Defensives Mittelfeld: Peter Niemeyer kann seine Fähigkeiten durchaus realistisch einschätzen. Er weiß, dass er kein Zauberer am Ball ist und auch keiner mehr werden wird. Sein Fachgebiet heißt: rackern und kämpfen. Viele sehen ihn daher in der Zweiten Liga bestens aufgehoben. In der Tat bleibt bei ihm ein gewisses Restrisiko: Reicht Niemeyers Qualität auch für die Bundesliga? Zumal er mit bald 30 nicht mehr der Jüngste ist. In ähnlichem Maße gilt das für seinen Nebenmann Peer Kluge, der exakt drei Jahre älter ist. An Kluges Technik und seinem Spielverständnis gibt es nichts auszusetzen, allerdings hat er nicht erst in fortgeschrittenem Alter immer wieder mit Verletzungen zu kämpfen. Er fehlt auch heute in Hamburg (Adduktorenzerrung). In der neuen Saison kann das durchaus ein Problem werden – wenn man sich nämlich anschaut, wer als Ersatz für diese sensible Position zur Verfügung stünde. Von allen möglichen und unmöglichen Kandidaten – Alfredo Morales, Marvin Knoll, Roman Hubnik, Christoph Janker, Lewan Kobiaschwili, Marcel Ndjeng – macht keiner die Mannschaft wirklich besser. Luhukay hält sich daher die Option offen, Aushilfsinnenverteidiger Fabian Lustenberger wieder aus der Abwehr ins Mittelfeld vorzuziehen.

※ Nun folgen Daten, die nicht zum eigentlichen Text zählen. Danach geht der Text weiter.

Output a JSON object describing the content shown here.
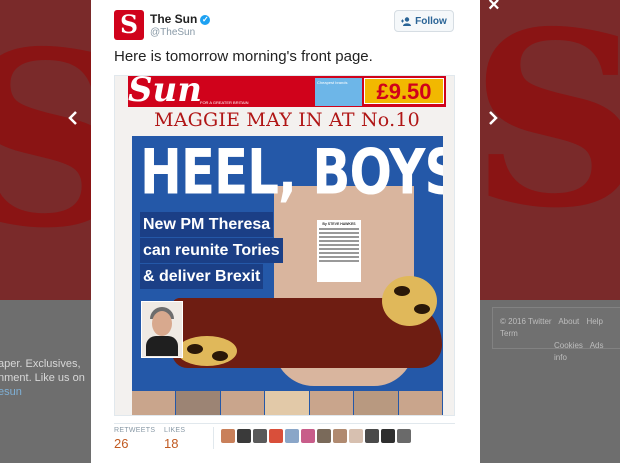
{
  "background": {
    "left_text_lines": [
      "aper. Exclusives,",
      "nment. Like us on"
    ],
    "left_handle": "esun",
    "right_links_row1": [
      "© 2016 Twitter",
      "About",
      "Help",
      "Term"
    ],
    "right_links_row2": [
      "Cookies",
      "Ads info"
    ]
  },
  "nav": {
    "prev_icon": "chevron-left-icon",
    "next_icon": "chevron-right-icon",
    "close_glyph": "×"
  },
  "tweet": {
    "account_name": "The Sun",
    "handle": "@TheSun",
    "avatar_letter": "S",
    "follow_label": "Follow",
    "text": "Here is tomorrow morning's front page.",
    "retweets_label": "RETWEETS",
    "retweets_count": "26",
    "likes_label": "LIKES",
    "likes_count": "18",
    "liker_colors": [
      "#c9805a",
      "#3a3a3a",
      "#5a5a5a",
      "#d94f3a",
      "#8aa6c8",
      "#c85d8a",
      "#7a6a5a",
      "#b08a70",
      "#d7c0b0",
      "#4a4a4a",
      "#2f2f2f",
      "#6a6a6a"
    ]
  },
  "front_page": {
    "masthead_title": "Sun",
    "masthead_tagline": "FOR A GREATER BRITAIN",
    "promo_text": "Cheapest brands",
    "price": "£9.50",
    "kicker": "MAGGIE MAY IN AT No.10",
    "headline": "HEEL, BOYS",
    "subhead": [
      "New PM Theresa",
      "can reunite Tories",
      "& deliver Brexit"
    ],
    "column_byline": "By STEVE HAWKES"
  },
  "colors": {
    "sun_red": "#d0021b",
    "cover_blue": "#2458a8",
    "follow_blue": "#2a6496",
    "stat_orange": "#c15a21"
  }
}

Nirgendwo hat Luhukay so viel Personal wie auf den offensiven Außenbahnen

Durchstarten oder auf der Stelle treten? Der momentane Zweitliga-Kader von Hertha BSC muss punktuell verstärkt werden, um in der Bundesliga zu bestehen. Darüber sind sich Vereinsspitze und Anhang einig.
Durchstarten oder auf der Stelle treten? Der momentane Zweitliga-Kader von Hertha BSC muss punktuell verstärkt werden, um in der Bundesliga zu bestehen. Darüber sind sich Vereinsspitze und Anhang einig.

© Ottmar Winter

Offensive Außenbahn: Auf keiner Position steht Trainer Luhukay so viel Personal zur Verfügung wie für die beiden offensiven Außenbahnen. Man muss allerdings auch sagen: Auf keiner gibt es, gerade im Hinblick auf die Bundesliga, so viel Mittelmaß. Marcel Ndjeng, Luhukays Nummer eins für die rechte Seite, hat nachgewiesen, dass er ein guter Zweitligaspieler ist. Genauso aber hat er nachgewiesen, dass die Bundesliga eine Nummer zu groß für ihn ist. Mit inzwischen fast 31 Jahren kommt er auf gerade 40 Einsätze in der höchsten Spielklasse. Auch Änis Ben-Hatira wartet im Grunde noch auf seinen Durchbruch, ist allerdings mit bald 24 noch ein gutes Stück jünger als Ndjeng. Luhukay schätzt Ben-Hatiras Qualität am Ball; was dem Tunesier fehlt, ist Konstanz. Gerade in der nächsten Saison aber, wenn es für Hertha mutmaßlich gegen den Abstieg geht, wird nichts wichtiger sein als Verlässlichkeit. Auch deshalb sucht der Klub für diese Position noch Verstärkung: Als Kandidaten werden Karim Matmour (Eintracht Frankfurt) und Leverkusens Karim Bellarabi genannt.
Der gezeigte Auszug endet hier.